A young man brushing off shoulder pain and lung "niggles" as the wear and tear of boxing training. A health professional chalking up a warm sensation in her leg to workplace stress. For two Australians, symptoms that seemed entirely explainable turned out to be signs of one of the country's deadliest and least recognised cancers — sarcoma.
Symptoms dismissed for months — even years
Sam Mathias was 22, wrapping up his university degree and preparing to launch a career in banking, when he first noticed something was off. A sore shoulder and strange sensations in his lungs barely registered as cause for concern for the otherwise fit young man.
"To be honest with you, I didn't," Mr Mathias says when asked whether cancer ever crossed his mind. "I think it was maybe just being a young fit man otherwise. I think I'm perennially a bit of an optimist as well."
After roughly a year of dismissing his symptoms, Mr Mathias noticed an enlarged lymph node in his neck. Even then, the path to diagnosis was obstructed — a clinic turned him away for appearing too young and healthy to warrant a biopsy. It was only after severe chest pain led to an urgent X-ray that he was taken straight to hospital.
Because his cancer presented so unusually, specialists spent another 10 to 12 weeks analysing tissue samples, ultimately sending them to an expert in Boston for confirmation. By that point, the cancer had spread to his lungs, neck lymph nodes and bones. He credits a key person in his life — who took his symptoms far more seriously than he did — with pushing him to seek help when he might otherwise have waited even longer.
For Angela de Weger, a chiropractor and occupational health researcher, the warning signs appeared over two years. What felt like warm water running down her leg was initially attributed by doctors to stress, as she balanced full-time work, a research degree and caring for her young son.
"I didn't want to believe that it was anything more than that," Ms de Weger said. The explanation seemed plausible enough — until she experienced what she believed was a stroke while sitting at her desk. A nine-hour operation later, surgeons confirmed she had a rare grade-three brain sarcoma.

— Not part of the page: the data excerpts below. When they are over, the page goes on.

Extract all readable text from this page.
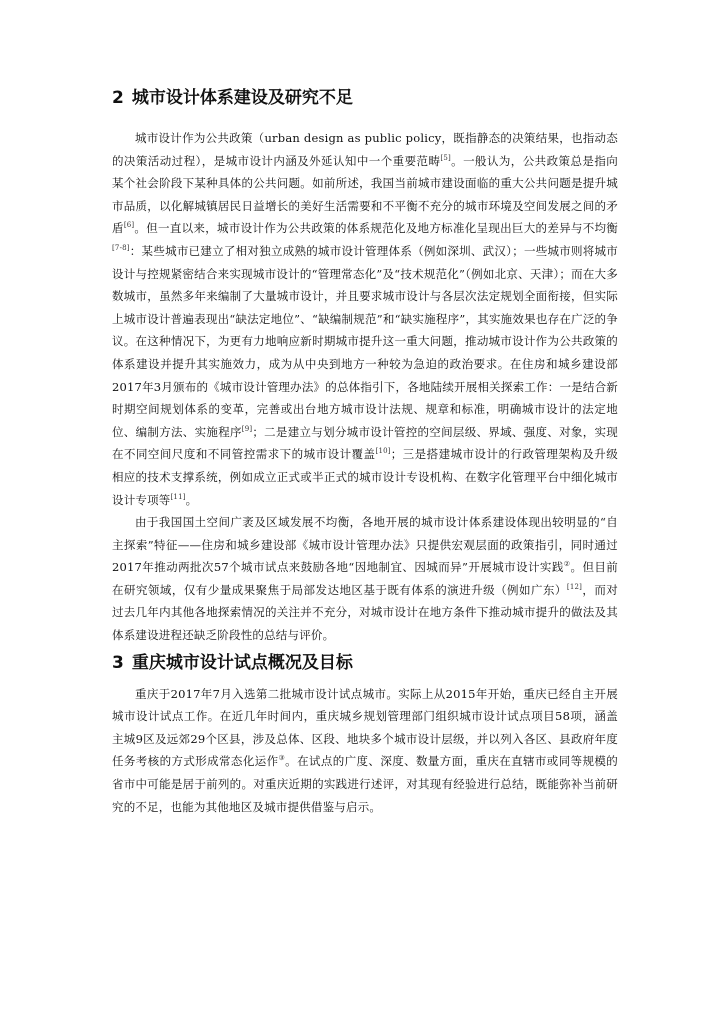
2 城市设计体系建设及研究不足

城市设计作为公共政策（urban design as public policy，既指静态的决策结果，也指动态的决策活动过程），是城市设计内涵及外延认知中一个重要范畴[5]。一般认为，公共政策总是指向某个社会阶段下某种具体的公共问题。如前所述，我国当前城市建设面临的重大公共问题是提升城市品质，以化解城镇居民日益增长的美好生活需要和不平衡不充分的城市环境及空间发展之间的矛盾[6]。但一直以来，城市设计作为公共政策的体系规范化及地方标准化呈现出巨大的差异与不均衡[7-8]：某些城市已建立了相对独立成熟的城市设计管理体系（例如深圳、武汉）；一些城市则将城市设计与控规紧密结合来实现城市设计的“管理常态化”及“技术规范化”（例如北京、天津）；而在大多数城市，虽然多年来编制了大量城市设计，并且要求城市设计与各层次法定规划全面衔接，但实际上城市设计普遍表现出“缺法定地位”、“缺编制规范”和“缺实施程序”，其实施效果也存在广泛的争议。在这种情况下，为更有力地响应新时期城市提升这一重大问题，推动城市设计作为公共政策的体系建设并提升其实施效力，成为从中央到地方一种较为急迫的政治要求。在住房和城乡建设部2017年3月颁布的《城市设计管理办法》的总体指引下，各地陆续开展相关探索工作：一是结合新时期空间规划体系的变革，完善或出台地方城市设计法规、规章和标准，明确城市设计的法定地位、编制方法、实施程序[9]；二是建立与划分城市设计管控的空间层级、界域、强度、对象，实现在不同空间尺度和不同管控需求下的城市设计覆盖[10]；三是搭建城市设计的行政管理架构及升级相应的技术支撑系统，例如成立正式或半正式的城市设计专设机构、在数字化管理平台中细化城市设计专项等[11]。

由于我国国土空间广袤及区域发展不均衡，各地开展的城市设计体系建设体现出较明显的“自主探索”特征——住房和城乡建设部《城市设计管理办法》只提供宏观层面的政策指引，同时通过2017年推动两批次57个城市试点来鼓励各地“因地制宜、因城而异”开展城市设计实践②。但目前在研究领域，仅有少量成果聚焦于局部发达地区基于既有体系的演进升级（例如广东）[12]，而对过去几年内其他各地探索情况的关注并不充分，对城市设计在地方条件下推动城市提升的做法及其体系建设进程还缺乏阶段性的总结与评价。

3 重庆城市设计试点概况及目标

重庆于2017年7月入选第二批城市设计试点城市。实际上从2015年开始，重庆已经自主开展城市设计试点工作。在近几年时间内，重庆城乡规划管理部门组织城市设计试点项目58项，涵盖主城9区及远郊29个区县，涉及总体、区段、地块多个城市设计层级，并以列入各区、县政府年度任务考核的方式形成常态化运作③。在试点的广度、深度、数量方面，重庆在直辖市或同等规模的省市中可能是居于前列的。对重庆近期的实践进行述评，对其现有经验进行总结，既能弥补当前研究的不足，也能为其他地区及城市提供借鉴与启示。
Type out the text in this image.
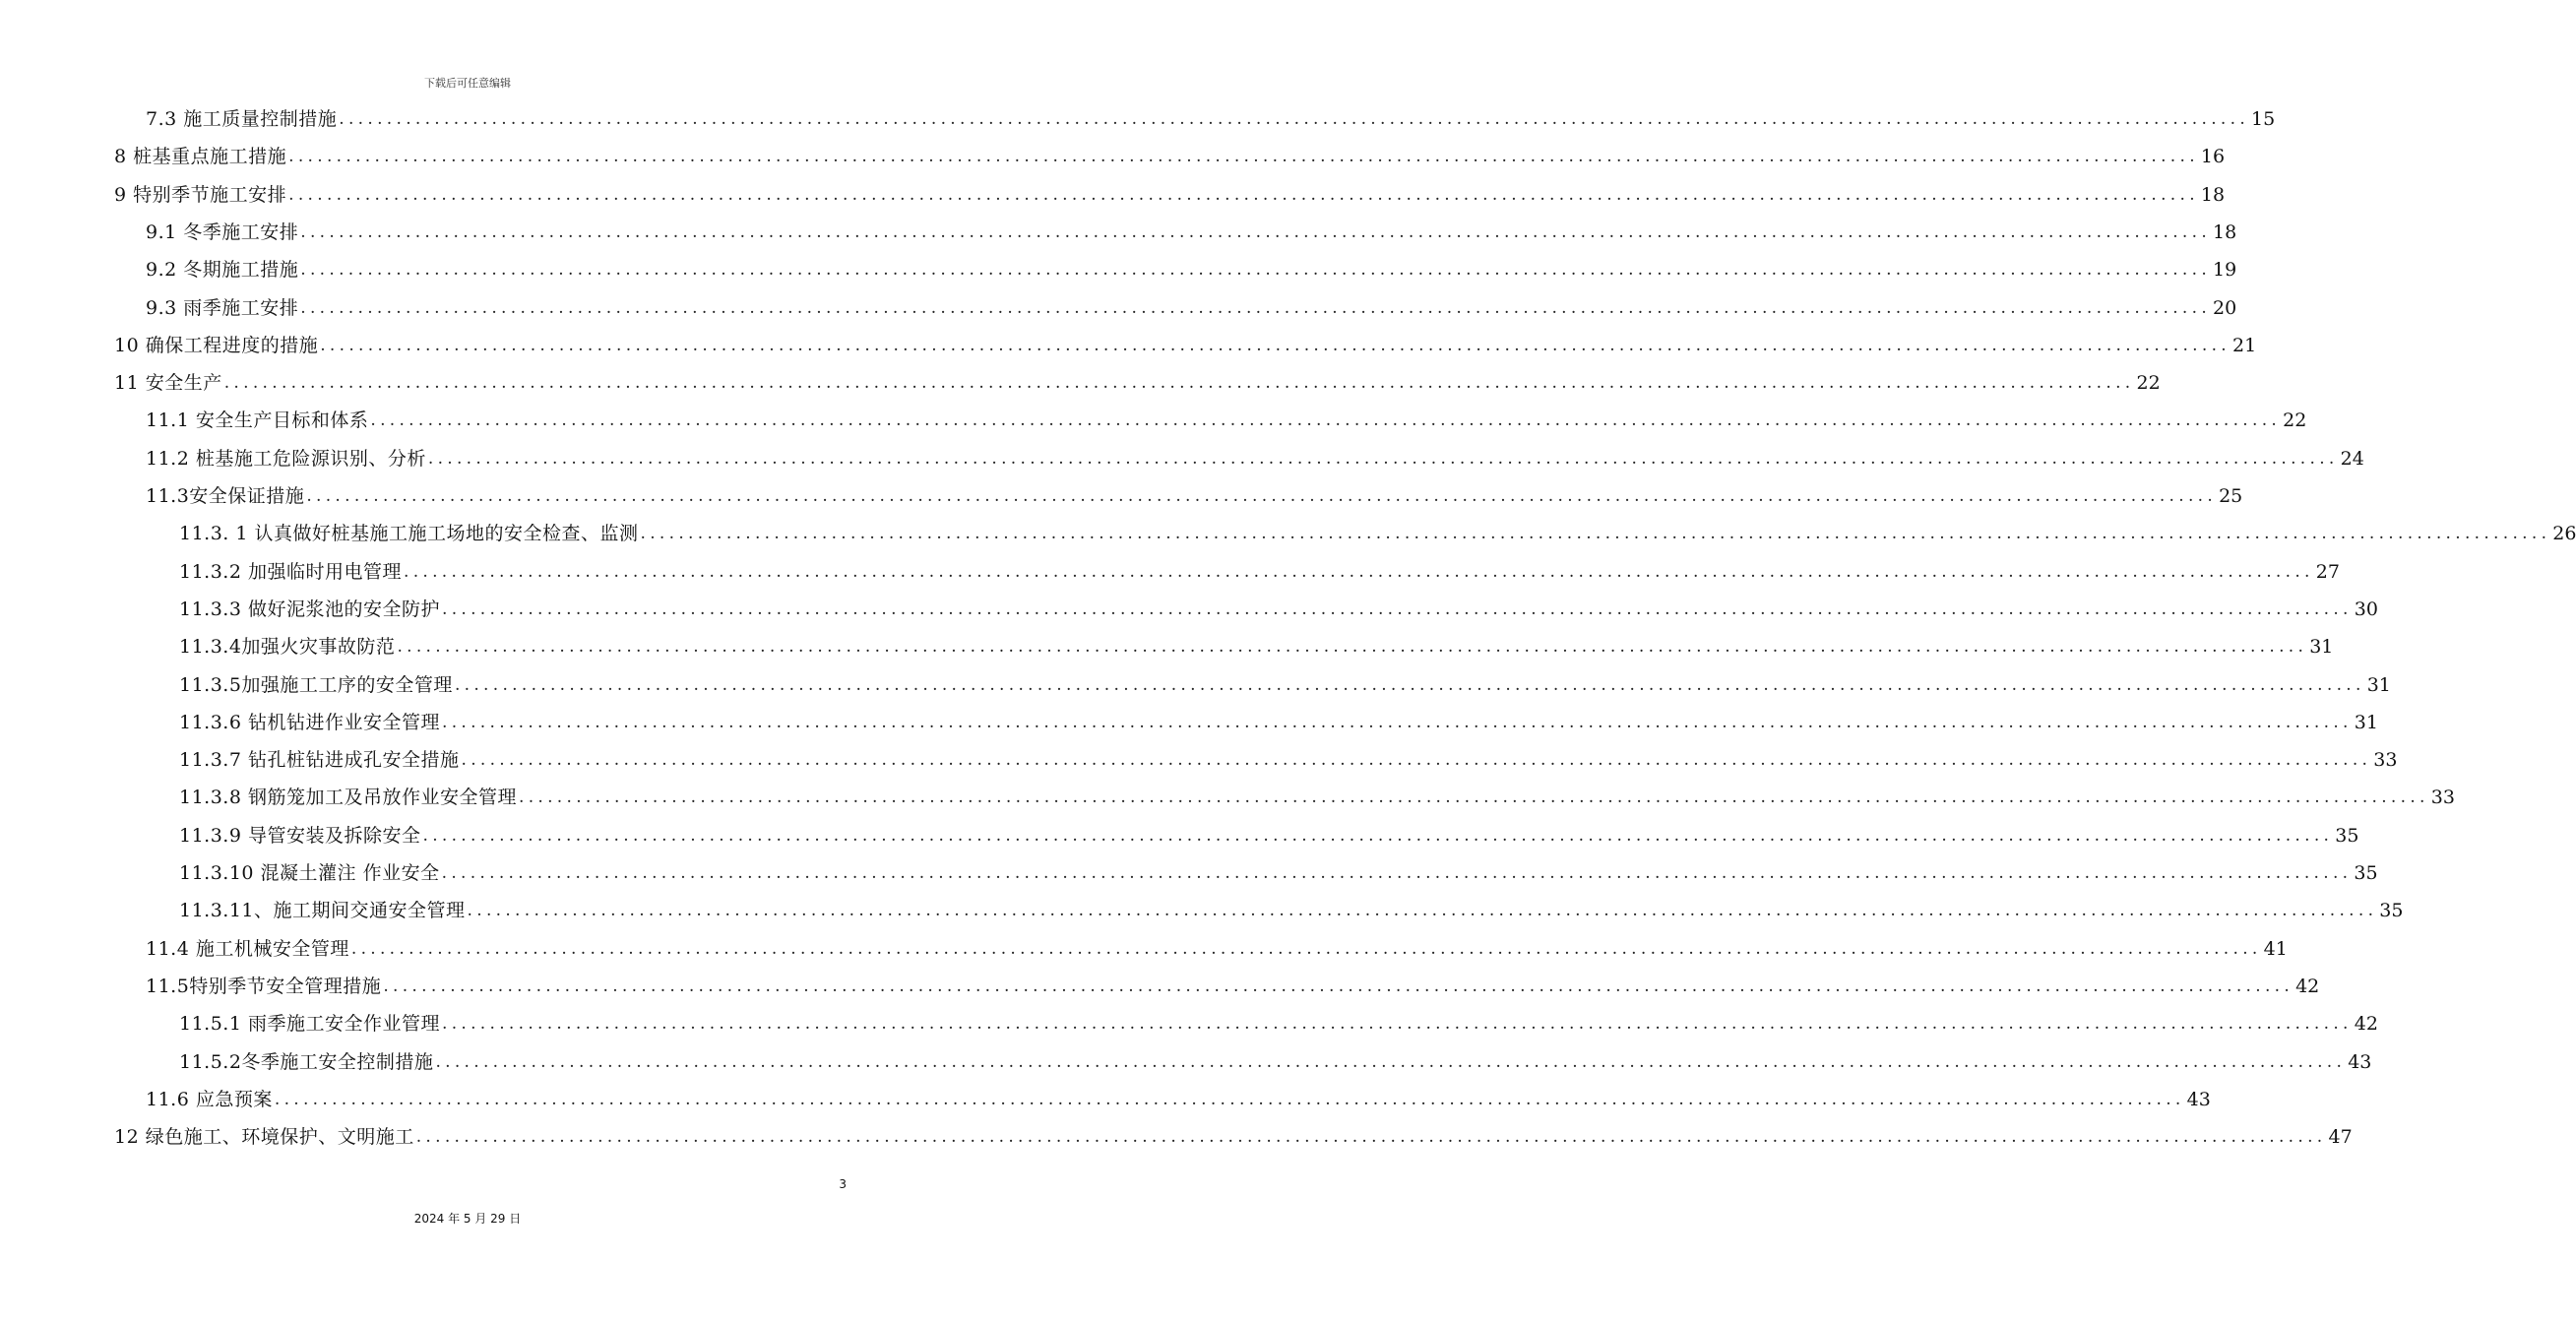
下载后可任意编辑
7.3 施工质量控制措施 ........................................................................................................................................................................................................ 15
8 桩基重点施工措施 ........................................................................................................................................................................................................ 16
9 特别季节施工安排 ........................................................................................................................................................................................................ 18
9.1 冬季施工安排 ........................................................................................................................................................................................................ 18
9.2 冬期施工措施 ........................................................................................................................................................................................................ 19
9.3 雨季施工安排 ........................................................................................................................................................................................................ 20
10 确保工程进度的措施 ........................................................................................................................................................................................................ 21
11 安全生产 ........................................................................................................................................................................................................ 22
11.1 安全生产目标和体系 ........................................................................................................................................................................................................ 22
11.2 桩基施工危险源识别、分析 ........................................................................................................................................................................................................ 24
11.3安全保证措施 ........................................................................................................................................................................................................ 25
11.3. 1 认真做好桩基施工施工场地的安全检查、监测 ........................................................................................................................................................................................................ 26
11.3.2 加强临时用电管理 ........................................................................................................................................................................................................ 27
11.3.3 做好泥浆池的安全防护 ........................................................................................................................................................................................................ 30
11.3.4加强火灾事故防范 ........................................................................................................................................................................................................ 31
11.3.5加强施工工序的安全管理 ........................................................................................................................................................................................................ 31
11.3.6 钻机钻进作业安全管理 ........................................................................................................................................................................................................ 31
11.3.7 钻孔桩钻进成孔安全措施 ........................................................................................................................................................................................................ 33
11.3.8 钢筋笼加工及吊放作业安全管理 ........................................................................................................................................................................................................ 33
11.3.9 导管安装及拆除安全 ........................................................................................................................................................................................................ 35
11.3.10 混凝土灌注 作业安全 ........................................................................................................................................................................................................ 35
11.3.11、施工期间交通安全管理 ........................................................................................................................................................................................................ 35
11.4 施工机械安全管理 ........................................................................................................................................................................................................ 41
11.5特别季节安全管理措施 ........................................................................................................................................................................................................ 42
11.5.1 雨季施工安全作业管理 ........................................................................................................................................................................................................ 42
11.5.2冬季施工安全控制措施 ........................................................................................................................................................................................................ 43
11.6 应急预案 ........................................................................................................................................................................................................ 43
12 绿色施工、环境保护、文明施工 ........................................................................................................................................................................................................ 47
3
2024 年 5 月 29 日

Despite more than 35 years working in health, she was completely blindsided. "I thought, 'I'm healthy, I live a good healthy life and didn't think it could happen to me'."
What makes sarcoma so difficult to detect
Sarcoma is a rare group of cancers that can develop in bone, cartilage or soft tissue virtually anywhere in the body. That broad range of possible locations — and the absence of a clear, defining symptom — makes early detection particularly challenging.
Medical oncologist Dr Vivek Bhadri explains that there is no single red flag. "There's no one specific symptom," he says. "Oftentimes people will have non-specific symptoms." Young patients with persistent knee pain, for example, are frequently assumed to have sporting injuries or growing pains, while a painless lump elsewhere might not prompt immediate concern.
"It's only when things haven't gotten better after several weeks that someone might go, 'Actually, you know, something's not quite right here. We need to do something else,'" Dr Bhadri says.
A cancer that is underfunded despite its deadly toll
The statistics surrounding sarcoma paint a stark picture of a disease that remains under the radar in Australia. One in three Australians diagnosed with sarcoma will not survive beyond five years , yet the disease receives less than one per cent of Australia's total cancer research funding.
It is also disproportionately prevalent among young people, accounting for roughly one in five cancers diagnosed in adolescents and young adults — a demographic that, like Mr Mathias, may be least likely to suspect cancer as the cause of their symptoms.
Both survivors say greater awareness of sarcoma's subtle and varied signs could make a critical difference in how quickly patients receive a diagnosis — and ultimately, how many lives are saved.